Dem Horizont entgegen

Drunter und drüber liegen die großen Steine in mehreren Schichten aufgetürmt. Wie ein Pfad führen sie in das Meer hinaus; schwarzgraue Geröllkuller, die vom weißen Sandstrand bis zum Horizont führen.  

 

Vorsichtig balanciere ich über die Brocken. Die einen sind glitschig vom Meerwasser, die anderen unangenehm heiß, strahlen die Hitze der Sonne ab.

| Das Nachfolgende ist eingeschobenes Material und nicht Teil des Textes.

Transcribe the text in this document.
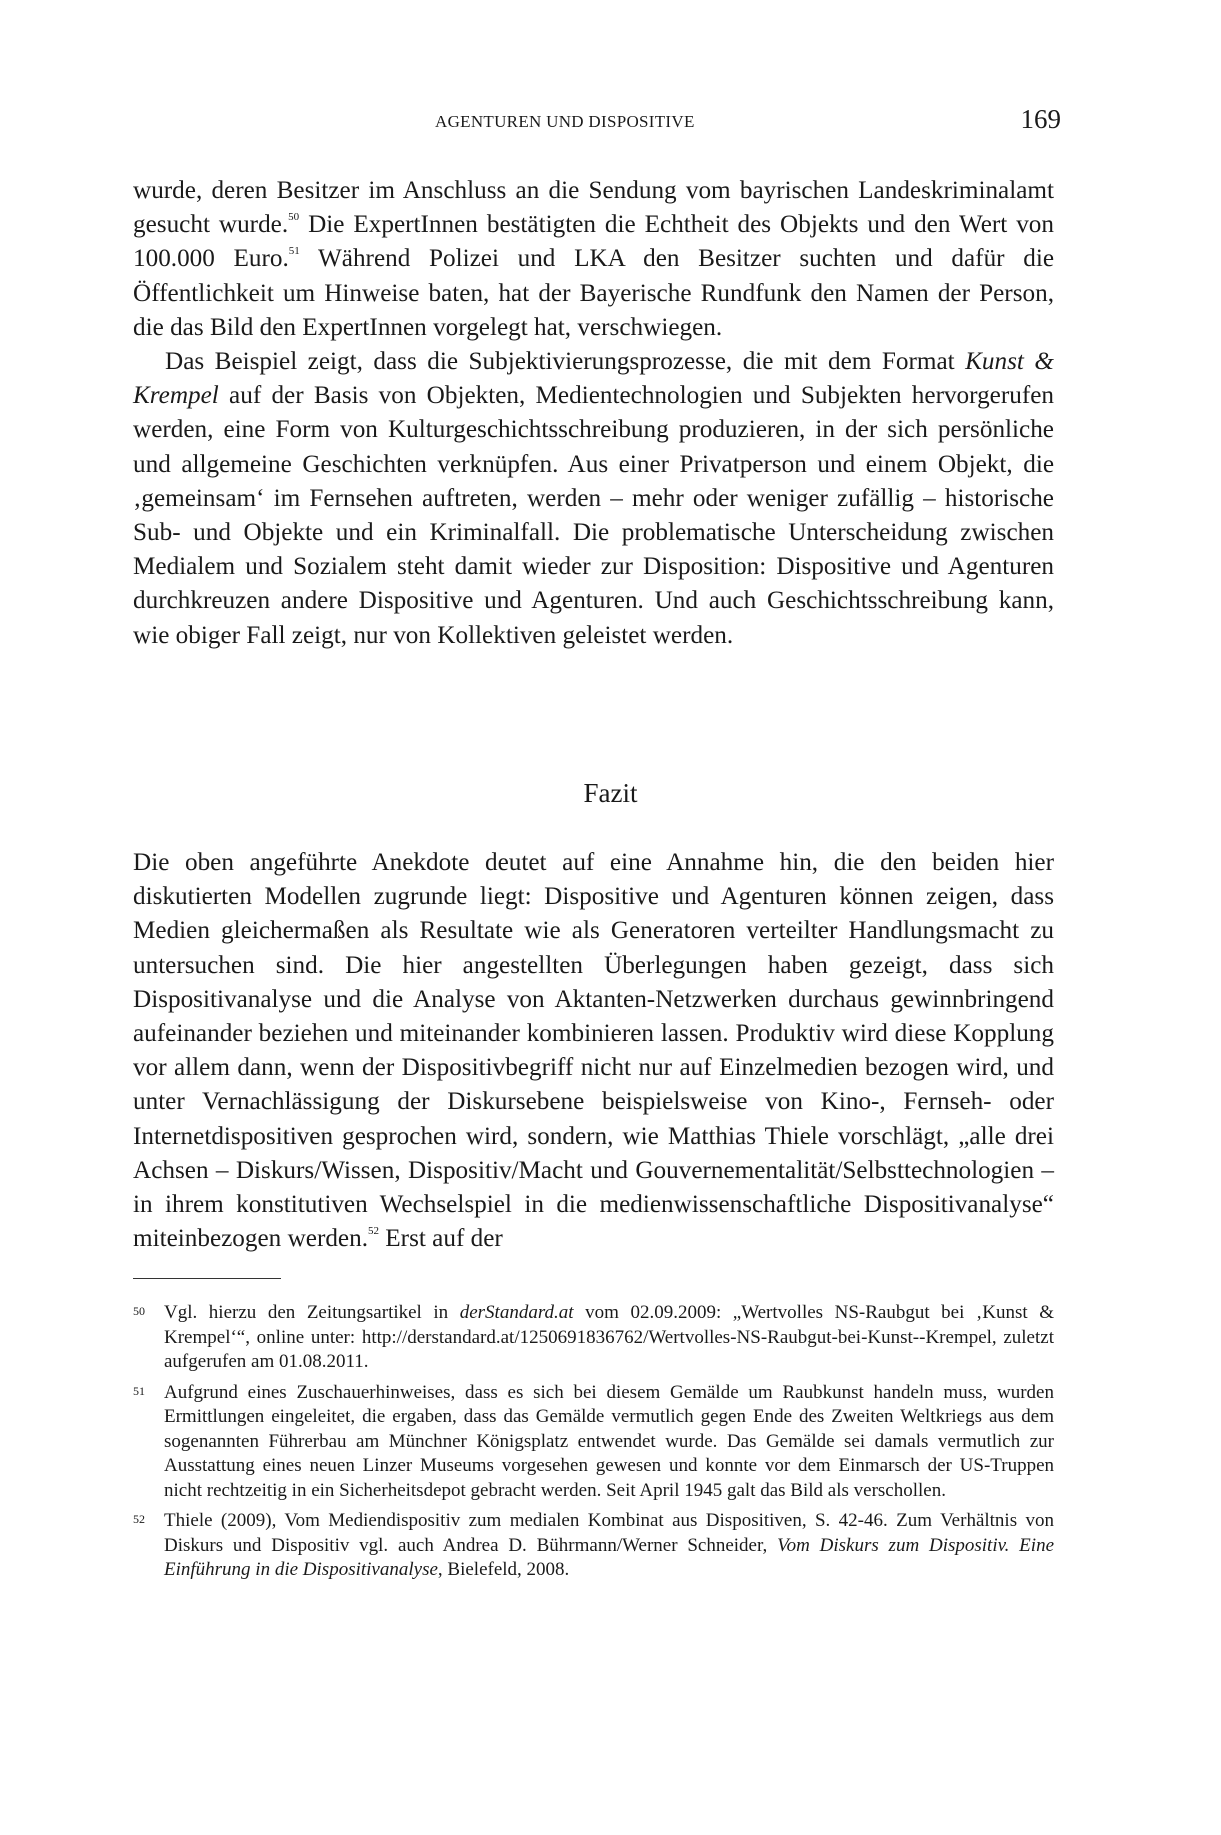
AGENTUREN UND DISPOSITIVE	169

wurde, deren Besitzer im Anschluss an die Sendung vom bayrischen Landeskriminalamt gesucht wurde.$^{50}$ Die ExpertInnen bestätigten die Echtheit des Objekts und den Wert von 100.000 Euro.$^{51}$ Während Polizei und LKA den Besitzer suchten und dafür die Öffentlichkeit um Hinweise baten, hat der Bayerische Rundfunk den Namen der Person, die das Bild den ExpertInnen vorgelegt hat, verschwiegen.

Das Beispiel zeigt, dass die Subjektivierungsprozesse, die mit dem Format Kunst & Krempel auf der Basis von Objekten, Medientechnologien und Subjekten hervorgerufen werden, eine Form von Kulturgeschichtsschreibung produzieren, in der sich persönliche und allgemeine Geschichten verknüpfen. Aus einer Privatperson und einem Objekt, die ‚gemeinsam‘ im Fernsehen auftreten, werden – mehr oder weniger zufällig – historische Sub- und Objekte und ein Kriminalfall. Die problematische Unterscheidung zwischen Medialem und Sozialem steht damit wieder zur Disposition: Dispositive und Agenturen durchkreuzen andere Dispositive und Agenturen. Und auch Geschichtsschreibung kann, wie obiger Fall zeigt, nur von Kollektiven geleistet werden.

Fazit

Die oben angeführte Anekdote deutet auf eine Annahme hin, die den beiden hier diskutierten Modellen zugrunde liegt: Dispositive und Agenturen können zeigen, dass Medien gleichermaßen als Resultate wie als Generatoren verteilter Handlungsmacht zu untersuchen sind. Die hier angestellten Überlegungen haben gezeigt, dass sich Dispositivanalyse und die Analyse von Aktanten-Netzwerken durchaus gewinnbringend aufeinander beziehen und miteinander kombinieren lassen. Produktiv wird diese Kopplung vor allem dann, wenn der Dispositivbegriff nicht nur auf Einzelmedien bezogen wird, und unter Vernachlässigung der Diskursebene beispielsweise von Kino-, Fernseh- oder Internetdispositiven gesprochen wird, sondern, wie Matthias Thiele vorschlägt, „alle drei Achsen – Diskurs/Wissen, Dispositiv/Macht und Gouvernementalität/Selbsttechnologien – in ihrem konstitutiven Wechselspiel in die medienwissenschaftliche Dispositivanalyse“ miteinbezogen werden.$^{52}$ Erst auf der

50 Vgl. hierzu den Zeitungsartikel in derStandard.at vom 02.09.2009: „Wertvolles NS-Raubgut bei ‚Kunst & Krempel‘“, online unter: http://derstandard.at/1250691836762/Wertvolles-NS-Raubgut-bei-Kunst--Krempel, zuletzt aufgerufen am 01.08.2011.
51 Aufgrund eines Zuschauerhinweises, dass es sich bei diesem Gemälde um Raubkunst handeln muss, wurden Ermittlungen eingeleitet, die ergaben, dass das Gemälde vermutlich gegen Ende des Zweiten Weltkriegs aus dem sogenannten Führerbau am Münchner Königsplatz entwendet wurde. Das Gemälde sei damals vermutlich zur Ausstattung eines neuen Linzer Museums vorgesehen gewesen und konnte vor dem Einmarsch der US-Truppen nicht rechtzeitig in ein Sicherheitsdepot gebracht werden. Seit April 1945 galt das Bild als verschollen.
52 Thiele (2009), Vom Mediendispositiv zum medialen Kombinat aus Dispositiven, S. 42-46. Zum Verhältnis von Diskurs und Dispositiv vgl. auch Andrea D. Bührmann/Werner Schneider, Vom Diskurs zum Dispositiv. Eine Einführung in die Dispositivanalyse, Bielefeld, 2008.
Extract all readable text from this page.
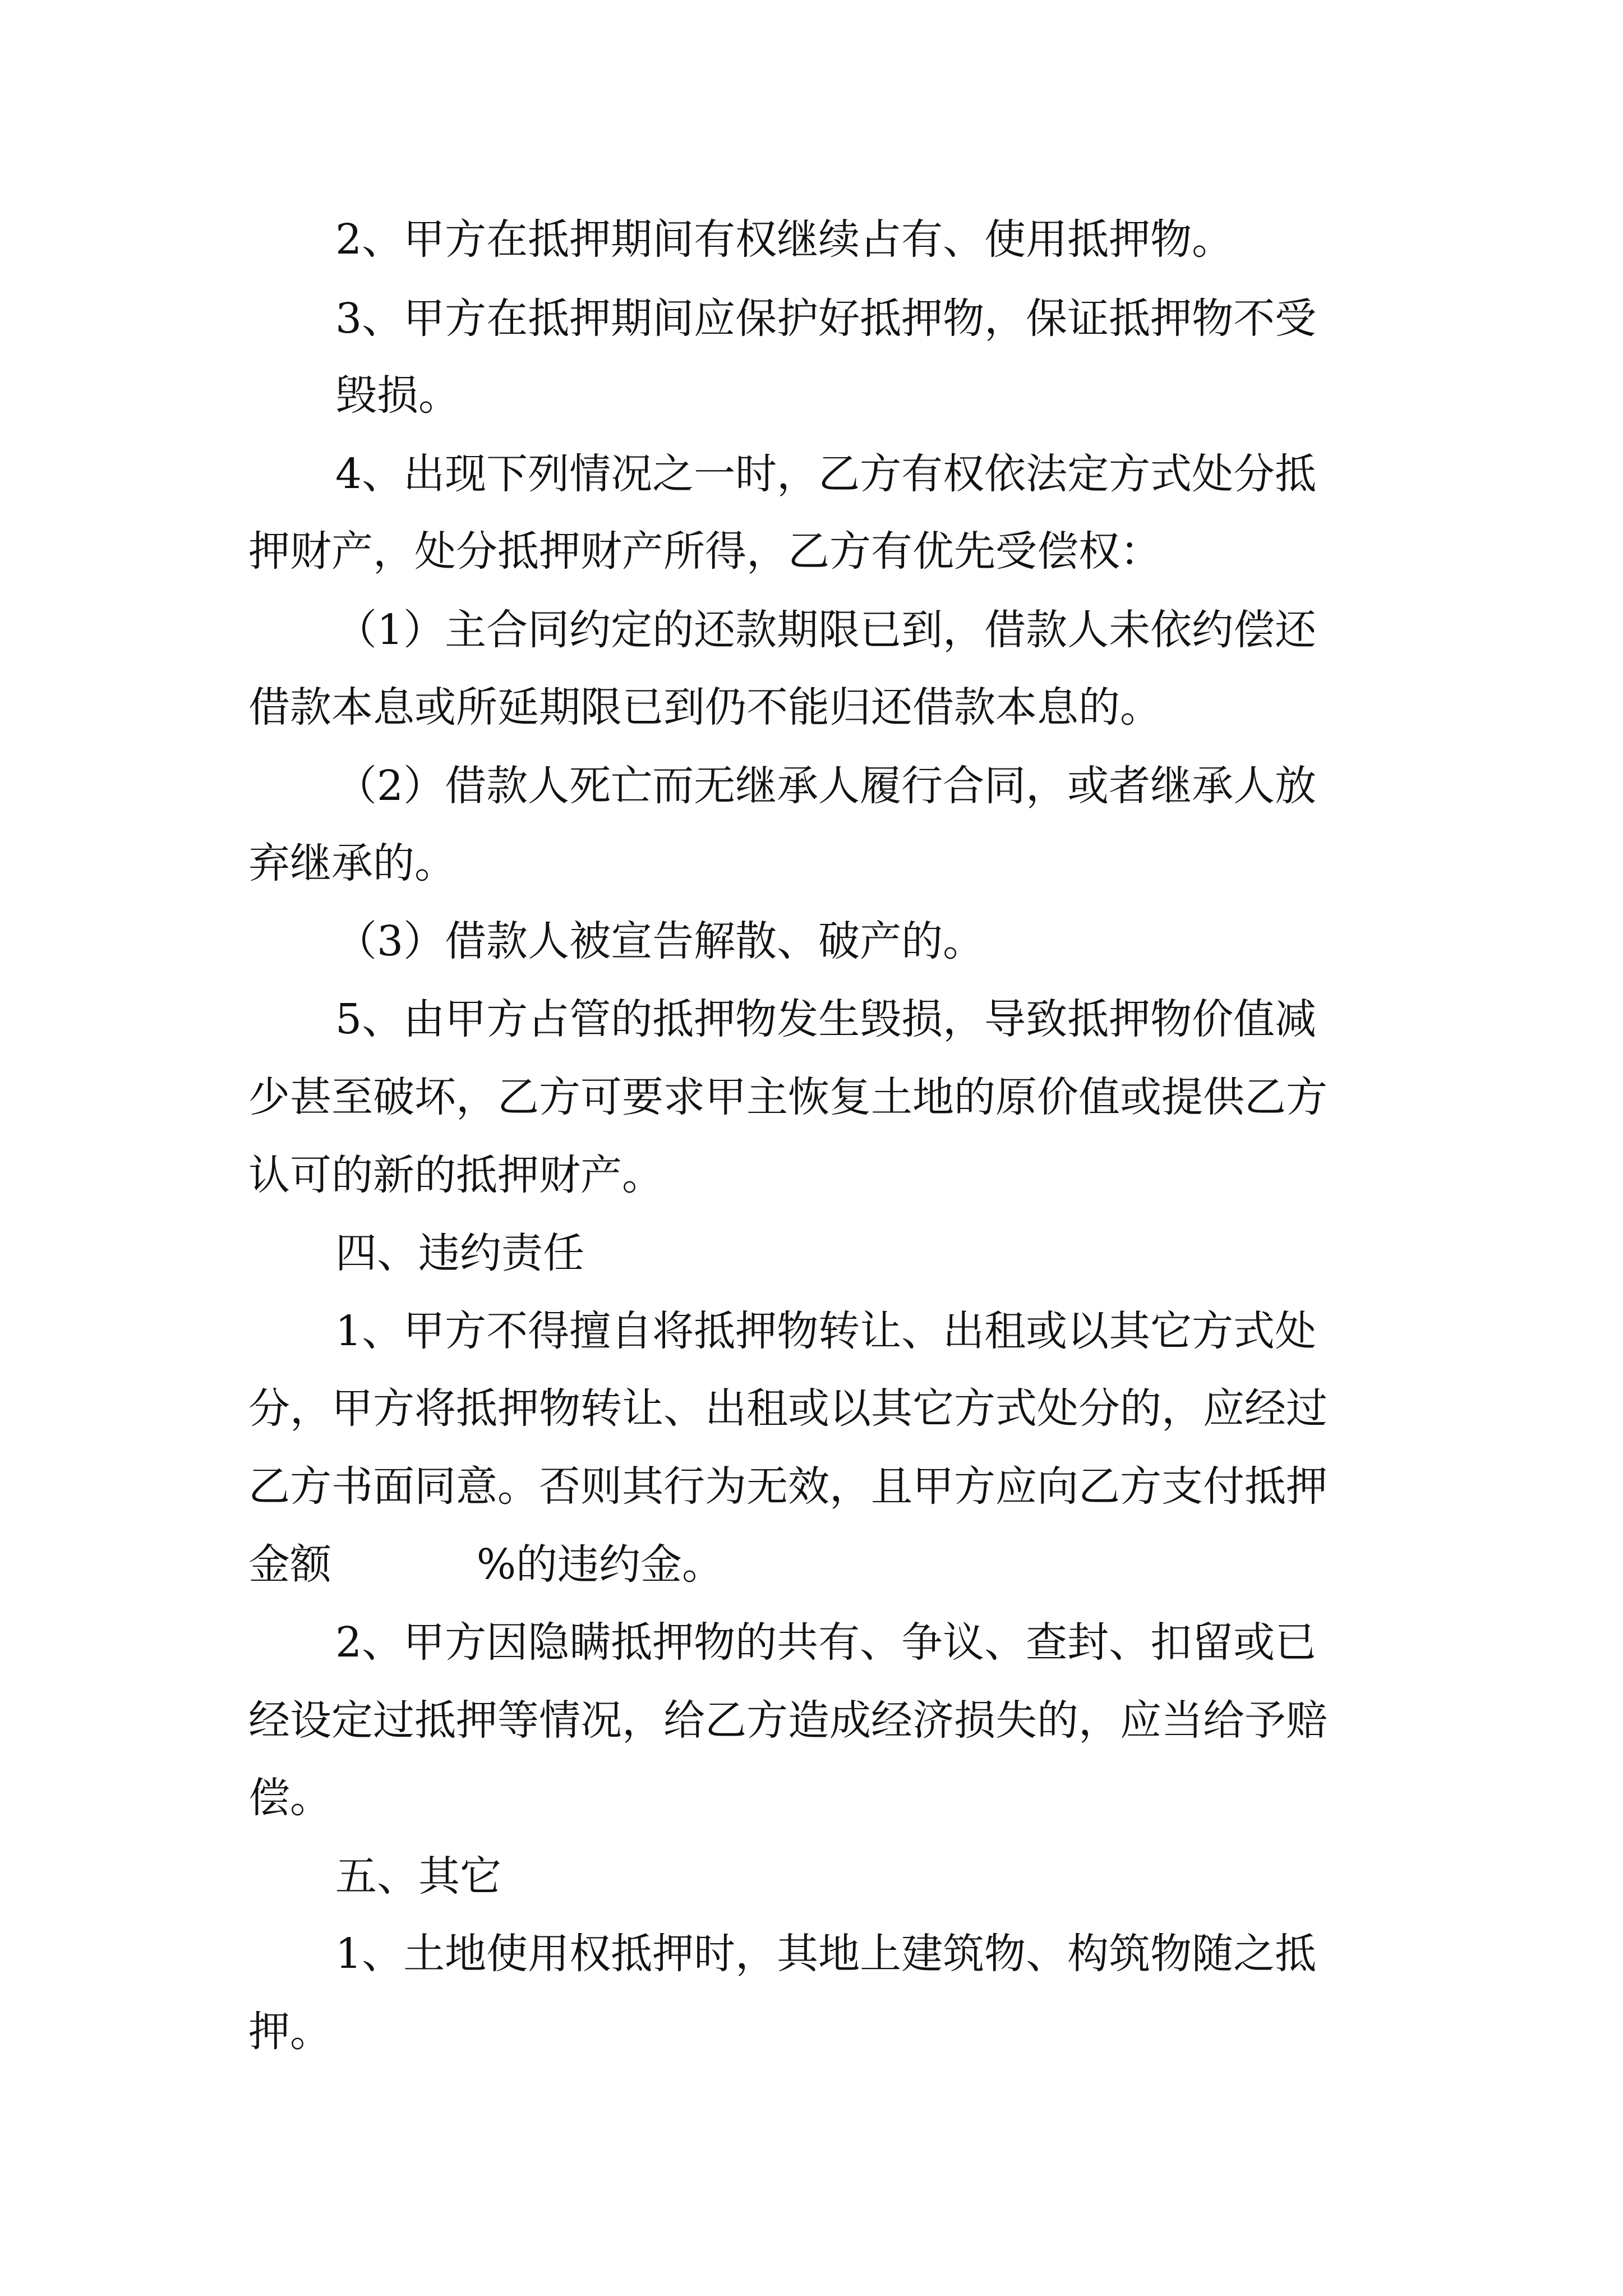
2、甲方在抵押期间有权继续占有、使用抵押物。

3、甲方在抵押期间应保护好抵押物，保证抵押物不受

毁损。

4、出现下列情况之一时，乙方有权依法定方式处分抵

押财产，处分抵押财产所得，乙方有优先受偿权：

（1）主合同约定的还款期限已到，借款人未依约偿还

借款本息或所延期限已到仍不能归还借款本息的。

（2）借款人死亡而无继承人履行合同，或者继承人放

弃继承的。

（3）借款人被宣告解散、破产的。

5、由甲方占管的抵押物发生毁损，导致抵押物价值减

少甚至破坏，乙方可要求甲主恢复土地的原价值或提供乙方

认可的新的抵押财产。

四、违约责任

1、甲方不得擅自将抵押物转让、出租或以其它方式处

分，甲方将抵押物转让、出租或以其它方式处分的，应经过

乙方书面同意。否则其行为无效，且甲方应向乙方支付抵押

金额           %的违约金。

2、甲方因隐瞒抵押物的共有、争议、查封、扣留或已

经设定过抵押等情况，给乙方造成经济损失的，应当给予赔

偿。

五、其它

1、土地使用权抵押时，其地上建筑物、构筑物随之抵

押。
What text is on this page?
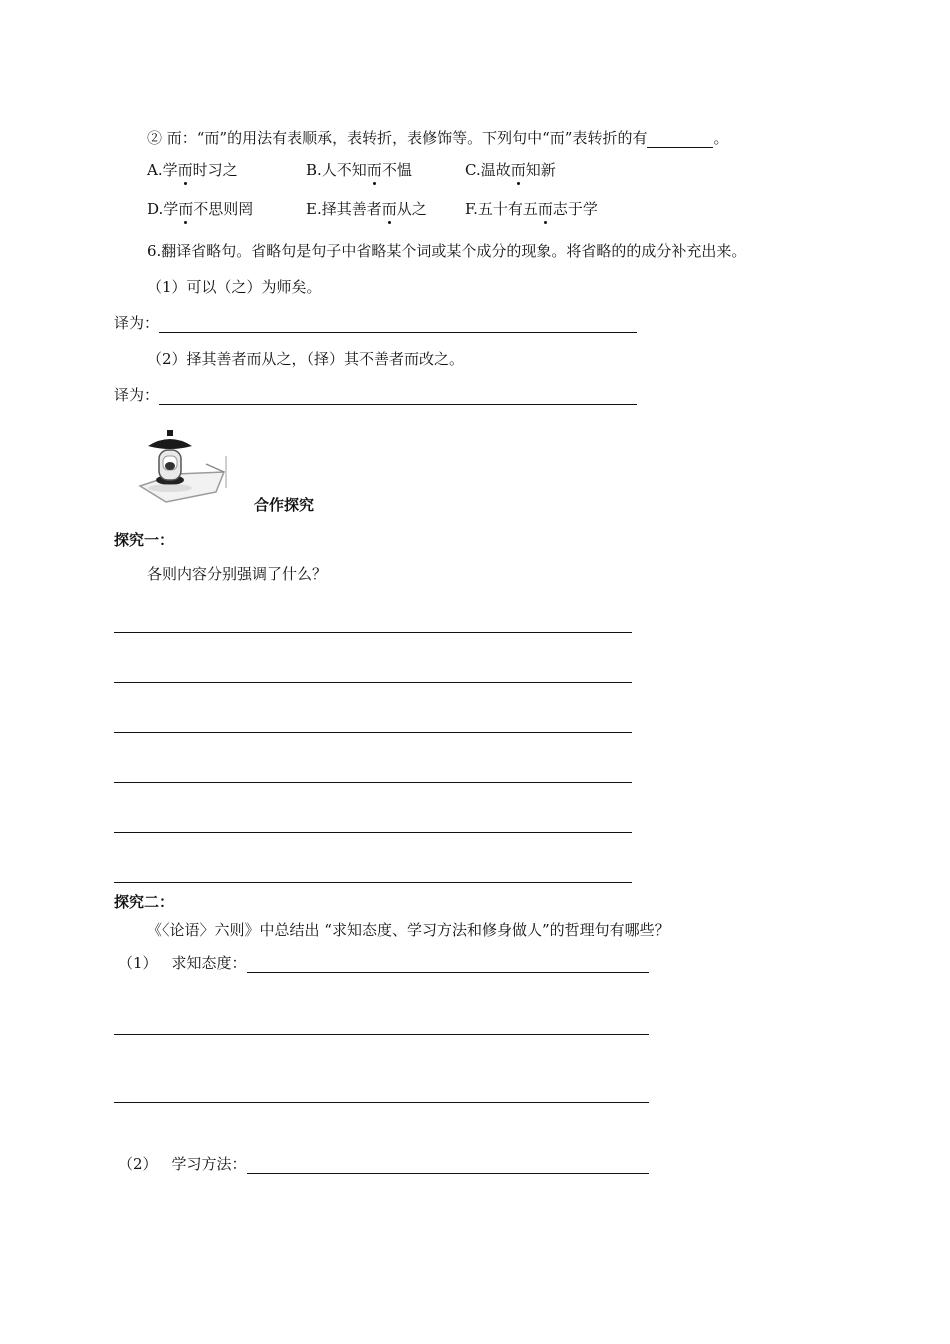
② 而：“而”的用法有表顺承，表转折，表修饰等。下列句中“而”表转折的有	。
A.学而时习之	B.人不知而不愠	C.温故而知新
D.学而不思则罔	E.择其善者而从之	F.五十有五而志于学
6.翻译省略句。省略句是句子中省略某个词或某个成分的现象。将省略的的成分补充出来。
（1）可以（之）为师矣。
译为：
（2）择其善者而从之，（择）其不善者而改之。
译为：
合作探究
探究一：
各则内容分别强调了什么？
探究二：
《〈论语〉六则》中总结出 “求知态度、学习方法和修身做人”的哲理句有哪些？
（1） 求知态度：
（2） 学习方法：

Mal aufrecht, mal auf allen vieren, mal vorsichtig, mal etwas beherzter suche ich meinen Weg. Neben mir brechen sich die Wellen, spritzt das Wasser hoch.

 

Möglichst weit will ich hinaus, nur noch den Horizont vor mir. Am Ende möchte ich erleben, wie die rote Sonne im Meer versinkt, allein, ungestört, mit freier Sicht in die Ferne. Aber bis dahin liegt noch einiges an steiniger Strecke vor mir. Zuversichtlich gehe ich voran.

 

Viele Steine säumen meinen Weg, nicht nur als Erinnerung an eine schöne Küstentour in den USA. Immer wieder kullern sie ins Leben, tauchen plötzlich auf oder liegen schon länger da.

 

Was mache ich aus diesen Steinen, die mir Gott auf, unter oder in den Weg gelegt hat?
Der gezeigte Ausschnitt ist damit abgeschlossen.